Lo anterior explica que, respecto del 2019, las últimas cifras del INE den cuenta de un deterioro en las tres principales estadísticas laborales: aumento en la tasa de desocupación (desde el 7% hasta el 8,4%), caída en la tasa de ocupación (58,4% a 56,7%) y reducción en la participación laboral (62,8% a 61,9%).
Se podría argumentar que, dada la caída de fuerza de trabajo durante la pandemia (en su punto más álgido descendió un 16%), era difícil para el actual Gobierno normalizar las cifras. Sin embargo, la evidencia de varios países de la región (por de pronto, Argentina y Brasil) demuestra que ya en 2024 las tasas de ocupación habían recuperado sus niveles de 2019. Adicionalmente, en el trimestre móvil enero-marzo de 2022, la fuerza de trabajo en Chile solo estaba 2% abajo respecto de septiembre-noviembre de 2019, lo que ofrecía a la nueva administración una oportunidad de activar el mercado laboral.
Pero la oportunidad fue largamente desaprovechada. Según el INE, entre enero-marzo de 2022 y septiembre-noviembre de 2025, la fuerza de trabajo creció un 7,6%, por encima de la población ocupada (6,9%). Por su parte, en el mismo período, el número de desocupados pasó de 744 mil a 864 mil: un aumento de 16,2%. A esto se agregan 35 reportes mensuales consecutivos con tasas de desempleo de al menos 8% (con aún peores números entre las mujeres), un triste récord que será difícil de superar por cualquier gobierno futuro.
Similar conclusión se alcanza al examinar la creación de empleo.
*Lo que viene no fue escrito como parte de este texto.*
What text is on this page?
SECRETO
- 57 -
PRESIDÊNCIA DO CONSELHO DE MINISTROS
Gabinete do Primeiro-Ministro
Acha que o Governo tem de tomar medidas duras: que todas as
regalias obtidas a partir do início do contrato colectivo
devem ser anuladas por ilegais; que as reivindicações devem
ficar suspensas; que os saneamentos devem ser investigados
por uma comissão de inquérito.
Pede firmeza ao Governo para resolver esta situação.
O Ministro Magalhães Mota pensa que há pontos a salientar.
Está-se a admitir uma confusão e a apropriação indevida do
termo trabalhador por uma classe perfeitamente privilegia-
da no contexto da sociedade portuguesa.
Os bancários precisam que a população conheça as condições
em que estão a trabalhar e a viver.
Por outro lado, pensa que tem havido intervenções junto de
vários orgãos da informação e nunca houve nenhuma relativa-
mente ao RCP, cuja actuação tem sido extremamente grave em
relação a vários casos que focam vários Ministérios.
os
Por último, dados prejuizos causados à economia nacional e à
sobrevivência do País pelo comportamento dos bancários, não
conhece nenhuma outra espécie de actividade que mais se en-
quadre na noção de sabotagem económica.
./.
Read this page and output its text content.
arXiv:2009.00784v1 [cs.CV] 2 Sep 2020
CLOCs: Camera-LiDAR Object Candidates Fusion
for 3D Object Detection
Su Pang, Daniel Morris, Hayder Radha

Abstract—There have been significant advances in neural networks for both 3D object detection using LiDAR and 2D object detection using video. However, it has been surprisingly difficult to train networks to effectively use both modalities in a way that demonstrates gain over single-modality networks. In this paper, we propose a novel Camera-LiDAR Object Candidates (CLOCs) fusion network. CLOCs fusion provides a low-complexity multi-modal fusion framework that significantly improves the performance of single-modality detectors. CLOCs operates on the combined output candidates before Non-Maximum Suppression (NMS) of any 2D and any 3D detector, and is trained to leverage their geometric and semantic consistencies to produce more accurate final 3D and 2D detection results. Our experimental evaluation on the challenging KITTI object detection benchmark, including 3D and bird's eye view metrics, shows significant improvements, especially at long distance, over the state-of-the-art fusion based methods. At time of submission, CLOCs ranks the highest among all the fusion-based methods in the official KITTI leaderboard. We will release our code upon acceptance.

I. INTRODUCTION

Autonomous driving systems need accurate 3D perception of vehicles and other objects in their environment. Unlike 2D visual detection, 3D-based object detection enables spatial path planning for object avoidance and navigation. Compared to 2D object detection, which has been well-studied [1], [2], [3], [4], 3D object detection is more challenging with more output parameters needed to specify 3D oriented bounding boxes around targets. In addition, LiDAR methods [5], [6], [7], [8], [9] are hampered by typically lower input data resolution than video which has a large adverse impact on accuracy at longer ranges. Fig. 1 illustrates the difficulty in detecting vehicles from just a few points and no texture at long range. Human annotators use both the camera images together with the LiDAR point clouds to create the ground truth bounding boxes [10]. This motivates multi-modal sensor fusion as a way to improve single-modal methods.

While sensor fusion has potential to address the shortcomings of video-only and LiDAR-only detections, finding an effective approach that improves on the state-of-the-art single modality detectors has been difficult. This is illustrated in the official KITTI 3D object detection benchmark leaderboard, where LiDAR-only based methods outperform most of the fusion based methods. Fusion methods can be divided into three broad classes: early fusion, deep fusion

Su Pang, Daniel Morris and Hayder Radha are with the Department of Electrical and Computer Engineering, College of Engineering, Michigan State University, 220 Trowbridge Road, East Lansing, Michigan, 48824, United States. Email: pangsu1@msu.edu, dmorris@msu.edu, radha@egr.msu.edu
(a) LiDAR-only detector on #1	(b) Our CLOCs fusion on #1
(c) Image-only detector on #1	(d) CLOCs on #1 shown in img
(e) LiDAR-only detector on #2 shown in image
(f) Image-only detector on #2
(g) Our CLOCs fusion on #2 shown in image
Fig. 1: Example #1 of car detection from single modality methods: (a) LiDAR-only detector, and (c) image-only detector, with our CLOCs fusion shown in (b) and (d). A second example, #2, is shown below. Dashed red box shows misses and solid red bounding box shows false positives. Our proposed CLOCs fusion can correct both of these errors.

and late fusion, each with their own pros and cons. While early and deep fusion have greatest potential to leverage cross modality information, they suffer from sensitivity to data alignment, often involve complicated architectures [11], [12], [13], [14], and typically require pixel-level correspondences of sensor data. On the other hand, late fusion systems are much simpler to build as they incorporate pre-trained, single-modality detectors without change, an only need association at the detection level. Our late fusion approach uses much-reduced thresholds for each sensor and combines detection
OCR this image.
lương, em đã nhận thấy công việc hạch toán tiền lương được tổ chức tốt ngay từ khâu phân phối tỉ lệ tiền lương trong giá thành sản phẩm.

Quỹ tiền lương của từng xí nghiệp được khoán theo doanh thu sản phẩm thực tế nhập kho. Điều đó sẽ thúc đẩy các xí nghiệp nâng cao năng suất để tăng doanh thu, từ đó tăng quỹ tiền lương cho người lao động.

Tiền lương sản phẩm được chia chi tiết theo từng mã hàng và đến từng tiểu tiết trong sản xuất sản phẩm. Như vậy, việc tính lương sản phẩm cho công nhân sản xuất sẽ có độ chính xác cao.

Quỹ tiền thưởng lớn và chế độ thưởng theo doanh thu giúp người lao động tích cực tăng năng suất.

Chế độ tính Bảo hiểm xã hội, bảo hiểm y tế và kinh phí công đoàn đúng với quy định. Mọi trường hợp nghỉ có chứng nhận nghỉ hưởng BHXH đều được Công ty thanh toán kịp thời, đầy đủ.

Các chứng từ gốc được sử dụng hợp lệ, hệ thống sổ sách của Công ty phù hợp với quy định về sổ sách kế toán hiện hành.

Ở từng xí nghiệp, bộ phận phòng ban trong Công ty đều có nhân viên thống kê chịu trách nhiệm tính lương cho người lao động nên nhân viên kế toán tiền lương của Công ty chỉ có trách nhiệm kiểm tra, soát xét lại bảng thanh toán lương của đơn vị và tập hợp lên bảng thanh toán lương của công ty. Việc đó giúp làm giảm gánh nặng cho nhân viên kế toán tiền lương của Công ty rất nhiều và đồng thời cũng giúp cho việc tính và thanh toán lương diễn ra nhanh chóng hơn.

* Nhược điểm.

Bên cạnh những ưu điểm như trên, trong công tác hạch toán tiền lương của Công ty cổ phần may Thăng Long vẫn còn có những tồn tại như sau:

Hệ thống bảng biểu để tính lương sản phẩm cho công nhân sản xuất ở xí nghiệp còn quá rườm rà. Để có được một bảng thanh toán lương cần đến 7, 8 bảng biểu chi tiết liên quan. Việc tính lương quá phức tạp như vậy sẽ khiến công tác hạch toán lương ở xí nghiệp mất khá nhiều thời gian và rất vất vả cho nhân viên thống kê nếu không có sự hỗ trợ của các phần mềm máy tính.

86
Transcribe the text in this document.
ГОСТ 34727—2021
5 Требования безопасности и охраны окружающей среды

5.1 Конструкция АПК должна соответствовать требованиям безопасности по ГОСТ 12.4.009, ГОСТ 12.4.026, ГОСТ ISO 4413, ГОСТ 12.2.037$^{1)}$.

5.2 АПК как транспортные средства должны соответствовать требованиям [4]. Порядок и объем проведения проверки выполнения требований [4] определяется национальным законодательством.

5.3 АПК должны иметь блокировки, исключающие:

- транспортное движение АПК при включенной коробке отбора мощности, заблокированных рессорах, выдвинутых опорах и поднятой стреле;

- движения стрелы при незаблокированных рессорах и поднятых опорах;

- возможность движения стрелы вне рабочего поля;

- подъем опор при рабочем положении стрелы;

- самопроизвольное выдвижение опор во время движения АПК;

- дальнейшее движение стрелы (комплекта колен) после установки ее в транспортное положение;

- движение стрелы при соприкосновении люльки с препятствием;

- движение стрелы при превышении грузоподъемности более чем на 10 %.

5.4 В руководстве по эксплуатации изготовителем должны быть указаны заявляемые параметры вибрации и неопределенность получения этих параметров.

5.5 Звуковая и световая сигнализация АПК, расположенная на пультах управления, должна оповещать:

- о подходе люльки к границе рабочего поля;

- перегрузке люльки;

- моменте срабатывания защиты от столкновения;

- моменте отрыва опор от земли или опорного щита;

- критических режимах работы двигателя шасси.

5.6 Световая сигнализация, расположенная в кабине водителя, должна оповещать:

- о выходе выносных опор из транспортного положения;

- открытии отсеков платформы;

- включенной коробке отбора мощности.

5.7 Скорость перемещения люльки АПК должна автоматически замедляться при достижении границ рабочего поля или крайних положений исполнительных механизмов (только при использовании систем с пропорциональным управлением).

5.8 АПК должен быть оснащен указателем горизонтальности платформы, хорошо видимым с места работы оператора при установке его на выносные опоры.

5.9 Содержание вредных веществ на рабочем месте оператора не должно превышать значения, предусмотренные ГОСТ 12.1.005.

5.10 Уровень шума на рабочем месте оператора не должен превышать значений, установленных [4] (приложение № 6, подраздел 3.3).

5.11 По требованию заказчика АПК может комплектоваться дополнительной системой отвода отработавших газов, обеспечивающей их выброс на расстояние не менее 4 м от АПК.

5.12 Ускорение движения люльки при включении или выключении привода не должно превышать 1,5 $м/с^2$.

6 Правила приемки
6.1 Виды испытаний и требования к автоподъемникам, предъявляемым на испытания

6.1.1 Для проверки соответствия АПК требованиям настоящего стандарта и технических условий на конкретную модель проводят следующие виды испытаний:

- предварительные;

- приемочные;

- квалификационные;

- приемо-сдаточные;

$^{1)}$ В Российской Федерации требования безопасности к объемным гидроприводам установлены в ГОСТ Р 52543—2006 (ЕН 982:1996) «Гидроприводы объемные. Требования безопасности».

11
A la fecha, el número de puestos de trabajo creados alcanza los 604 mil (desde enero-marzo del 2022). De estos, 132 mil corresponden a la categoría de independientes (ampliamente dominada por los "cuenta propia") y 472 mil dependientes. Esta distribución parece atractiva, hasta que se repara en el impacto que ha tenido la creación de empleo en el sector público. Específicamente, bajo la actual administración, uno de cada cuatro empleos "dependientes" fue originado en el Estado. Así, de acuerdo con el INE, el número de nuevos asalariados del sector público alcanza a 120 mil. Para ponerlo en perspectiva, el empleo asalariado total creado en el sector privado en el último año solo alcanzó a 75 mil ocupaciones. Por su parte, el total de puestos de trabajo creados alcanzó los 115 mil, de los cuales un 80% corresponde a empleos en donde las personas trabajan involuntariamente en jornada parcial o están sobrecapacitados para el trabajo que ejercen; es decir, subempleo.
Tal estancamiento laboral no es fortuito. Se trata del resultado de una agenda de medidas que han encarecido significativamente el empleo y que incluyen un alza injustificada del salario mínimo, la reducción de la jornada laboral, leyes que han judicializado los conflictos laborales, la reforma de pensiones y la anticipación de posibles nuevos impuestos al trabajo en áreas como la provisión de sala cuna y el financiamiento de la educación superior. A la lista ahora se agrega el proyecto de negociación ramal, una idea retrógrada que encarecería aún más la contratación. Es de esperar que el Congreso repare en el daño ya causado sobre el mercado laboral y no avance con esta última propuesta. Ello debería marcar el inicio de una nueva etapa, con una agenda que busque realmente fortalecer el empleo y que debería impulsar con decisión el nuevo gobierno.
Este estancamiento no es fortuito, sino el resultado de toda una agenda que ha encarecido el empleo durante este gobierno.